Each stratum must have valid cases in at least two clusters. For certain smaller subclasses of the sample, strata may have to be collapsed. See the discussion below on collapsing strata.
In order to create these pseudo-strata, each pair of adjacent clusters (in numeric order) is combined into a stratum. For example, clusters 1 and 2 would be paired as belonging to stratum 1, and clusters 3 and 4 would belong to stratum 2. If there is an odd number of clusters, the last cluster will be combined with the first two clusters, to form a stratum with 3 clusters.
It is important to understand that this method of creating strata is done separately for each cell of the table (subclass of the sample). If some cells do not have cases from all of the clusters, the strata in some cells may be quite different from the strata in other cells. For example, if a cell does not have any cases from cluster 2, stratum 1 for that cell would consist of clusters 1 and 3, and stratum 2 would consist of clusters 4 and 5. If there are expected to be substantial differences between the clusters, it may be preferable to create explicit strata yourself, rather than let the program create them automatically.
Once the clusters have been combined into pseudo-strata by the program, the Taylor series method is used to calculate standard errors, just as for the stratified cluster design.
However, if the pairing of clusters into pseudo-strata might result in large differences between clusters that happen to fall into the same pseudo-stratum, it may be preferable to group all the clusters into one large stratum. This will avoid having the clusters paired automatically into pseudo-strata. To do this, create a stratum variable that has the same value for all the cases (the number '1', for instance). Then define that variable as the stratum variable in the HARC file. This procedure will sacrifice any potential gains that might result from the implicit stratification of the clusters (if they have been ordered by some relevant criterion). But it will also avoid the inflation of variance that could result from the pairing up of very different clusters.
What this means is that the proportion of cases falling into each stratum, within each cell of the table, can be expected to vary from one sample to another. In other words, the stratum weights are not fixed but rather are random variables computed from each sample.
As a result, the formula for the variance of subclass means in stratified samples is used, instead of the ordinary simpler formula for stratified samples. (See Kish, pp. 132-136; especially formula 4.5.4 on p. 134.) The finite population correction (1-f) is ignored.

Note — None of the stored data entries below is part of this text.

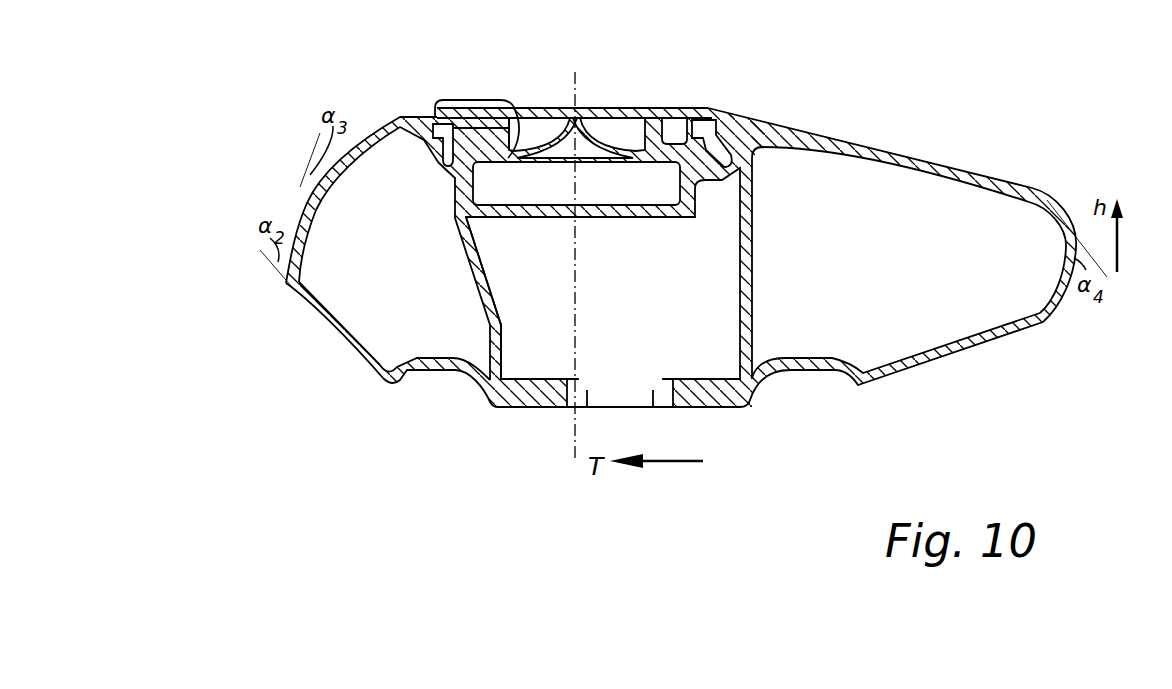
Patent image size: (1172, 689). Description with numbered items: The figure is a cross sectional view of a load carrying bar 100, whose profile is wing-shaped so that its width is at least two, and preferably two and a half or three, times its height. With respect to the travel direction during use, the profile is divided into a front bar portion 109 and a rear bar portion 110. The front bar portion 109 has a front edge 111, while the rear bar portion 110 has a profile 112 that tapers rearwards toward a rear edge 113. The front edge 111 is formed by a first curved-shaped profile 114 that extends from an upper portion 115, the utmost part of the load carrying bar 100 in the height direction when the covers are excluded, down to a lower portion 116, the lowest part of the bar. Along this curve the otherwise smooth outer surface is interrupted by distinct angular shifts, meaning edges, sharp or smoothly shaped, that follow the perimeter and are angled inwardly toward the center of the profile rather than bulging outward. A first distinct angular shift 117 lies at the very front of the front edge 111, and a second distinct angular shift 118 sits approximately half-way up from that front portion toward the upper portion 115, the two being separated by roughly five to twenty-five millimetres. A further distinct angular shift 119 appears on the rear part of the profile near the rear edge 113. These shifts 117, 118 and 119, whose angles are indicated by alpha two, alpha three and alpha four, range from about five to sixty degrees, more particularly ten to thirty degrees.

The load carrying bar 100 is at (993, 105).
The front bar portion 109 is at (321, 69).
The rear bar portion 110 is at (807, 87).
The front edge 111 is at (250, 183).
The profile 112 is at (951, 356).
The rear edge 113 is at (1087, 326).
The first curved-shaped profile 114 is at (307, 246).
The upper portion 115 is at (432, 113).
The lower portion 116 is at (488, 390).
The first distinct angular shift 117 is at (296, 284).
The second distinct angular shift 118 is at (300, 188).
The distinct angular shift 119 is at (1077, 235).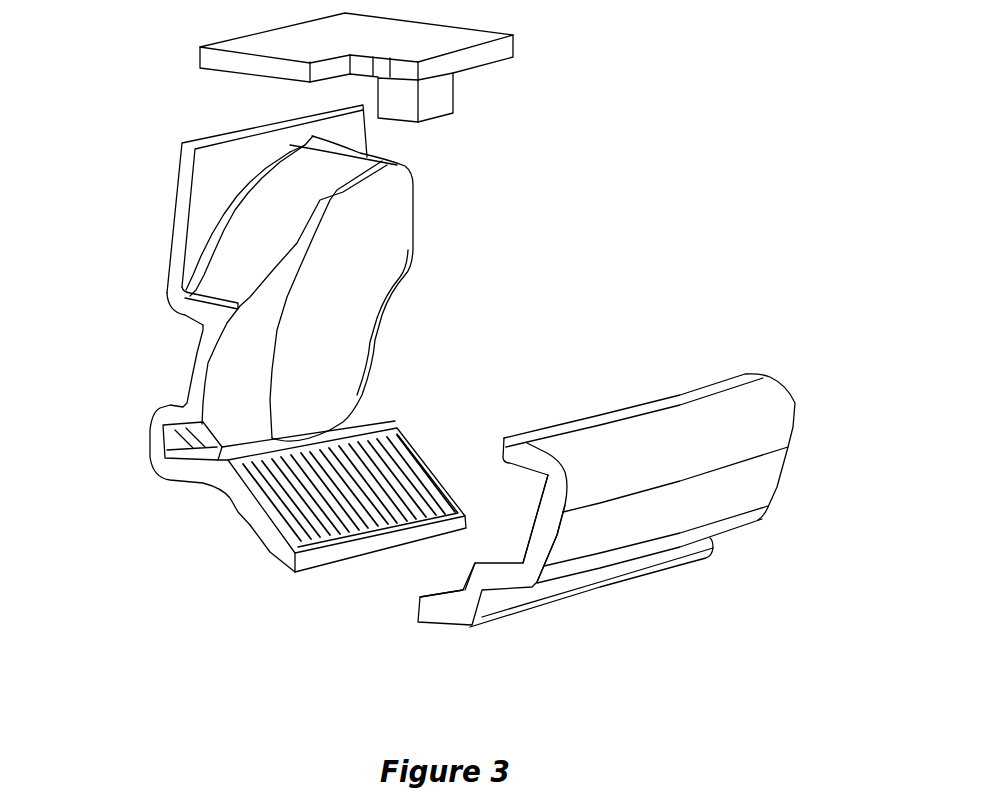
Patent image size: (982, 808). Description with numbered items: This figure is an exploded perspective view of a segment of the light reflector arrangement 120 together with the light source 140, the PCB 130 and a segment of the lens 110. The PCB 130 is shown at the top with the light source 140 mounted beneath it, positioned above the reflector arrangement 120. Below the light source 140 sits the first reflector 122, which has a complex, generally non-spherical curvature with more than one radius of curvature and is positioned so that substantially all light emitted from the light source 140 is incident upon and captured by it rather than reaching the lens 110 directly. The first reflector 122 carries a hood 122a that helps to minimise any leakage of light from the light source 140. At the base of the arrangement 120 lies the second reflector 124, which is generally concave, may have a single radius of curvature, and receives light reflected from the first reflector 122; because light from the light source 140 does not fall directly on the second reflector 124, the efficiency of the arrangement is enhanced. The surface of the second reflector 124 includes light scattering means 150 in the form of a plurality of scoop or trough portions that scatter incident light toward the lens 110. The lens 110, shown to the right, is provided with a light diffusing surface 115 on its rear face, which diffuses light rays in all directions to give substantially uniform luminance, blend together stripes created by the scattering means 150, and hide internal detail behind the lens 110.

The lens 110 is at (713, 503).
The light diffusing surface 115 is at (533, 520).
The light reflector arrangement 120 is at (158, 343).
The first reflector 122 is at (383, 222).
The hood 122a is at (263, 222).
The second reflector 124 is at (283, 507).
The PCB 130 is at (290, 37).
The light source 140 is at (437, 95).
The light scattering means 150 is at (423, 467).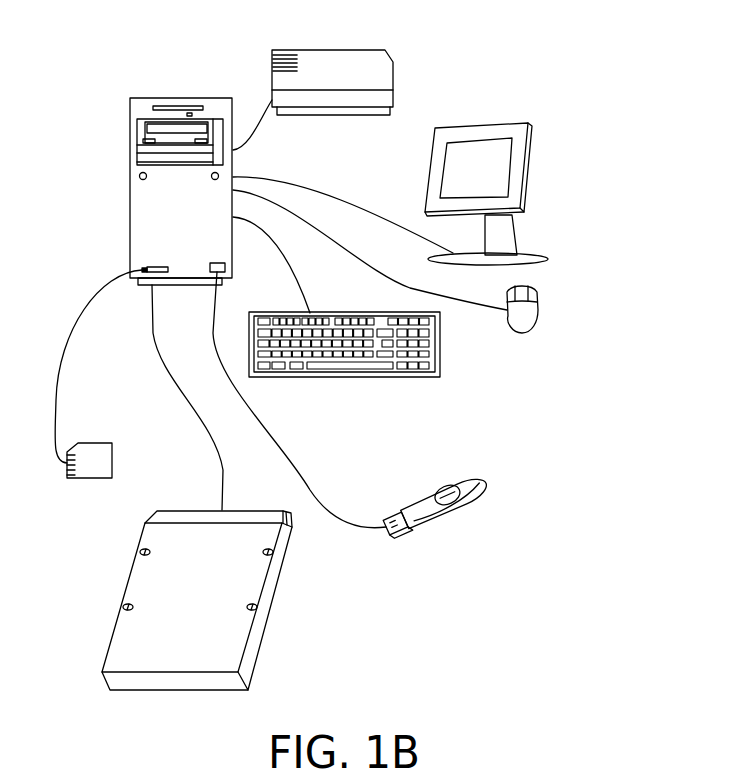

If weights are used for each case, the mean within each subclass is a ratio mean, since the weighted sum of cases is not fixed but would vary from one sample to another. Consequently, the Taylor series formula is used to calculate the sampling variance within each subclass. This Taylor series approximation is then used in the formula for the variance of stratified subclass means.
In some cells of a table (subclasses of the sample), it is possible that these requirements are not met for some of the strata. In such a case, the program will automatically combine adjacent strata, in order to be able to compute a within-stratum variance.
Since this collapsing of strata is done separately for each cell of the table, standard errors in different cells of the table may be based on different numbers of strata and different stratum definitions. The optional table of diagnostic information reports how many strata were actually used (after collapsing) for calculating standard errors in each cell.
If a stratum variable has been specified, this method of collapsing will preserve some of the gains of stratification, provided that adjacent strata (in numeric order) are more similar to one another than to strata farther removed. In other words, if the strata are part of a broader stratification scheme, it is advantageous to order the strata numerically in accordance with that scheme, so that similar strata are grouped together.
If only a cluster variable has been specified, the strata are always formed by pairing adjacent clusters. If some clusters become empty in small subclasses of the sample, the program will automatically use those clusters that still have cases in them, to create new pairs. This method of creating strata will preserve some of the gains of stratification, provided that adjacent clusters (in numeric order) are more similar to one another than to clusters farther removed. In other words, it is advantageous to order the clusters by some variable that is related to the dependent variable(s), so that the pairs grouped into strata are relatively similar. In that way the implicit stratification, produced by the sorting or ordering of the clusters, will be reflected in the explicit pseudo-strata created in order to calculate standard errors.
SUDAAN has an option to deal with incomplete strata, but it cannot collapse strata. When there are strata with only one PSU for some cells, by default SUDAAN prints an error message and halts. If you use the MISSUNIT option on the NEST statement, SUDAAN will print the same message (as a warning only), and then estimate the variance contribution of that PSU by using the difference between that PSU's value and the overall mean value for the population.
That SUDAAN solution, however, is not optimal. The overall percentage or mean value is not really a good substitute for the stratum-specific values, unless the stratum variable has no relationship to the dependent variable. It is usually preferable to collapse strata and calculate the variance contribution of each PSU by using the difference between that PSU and the other(s) within the collapsed stratum. And this is what SDA is able to do automatically. However, the consequences of combining PSUs into new strata depend on how the strata are ordered numerically. See the section above on collapsing strata for a discussion of those issues.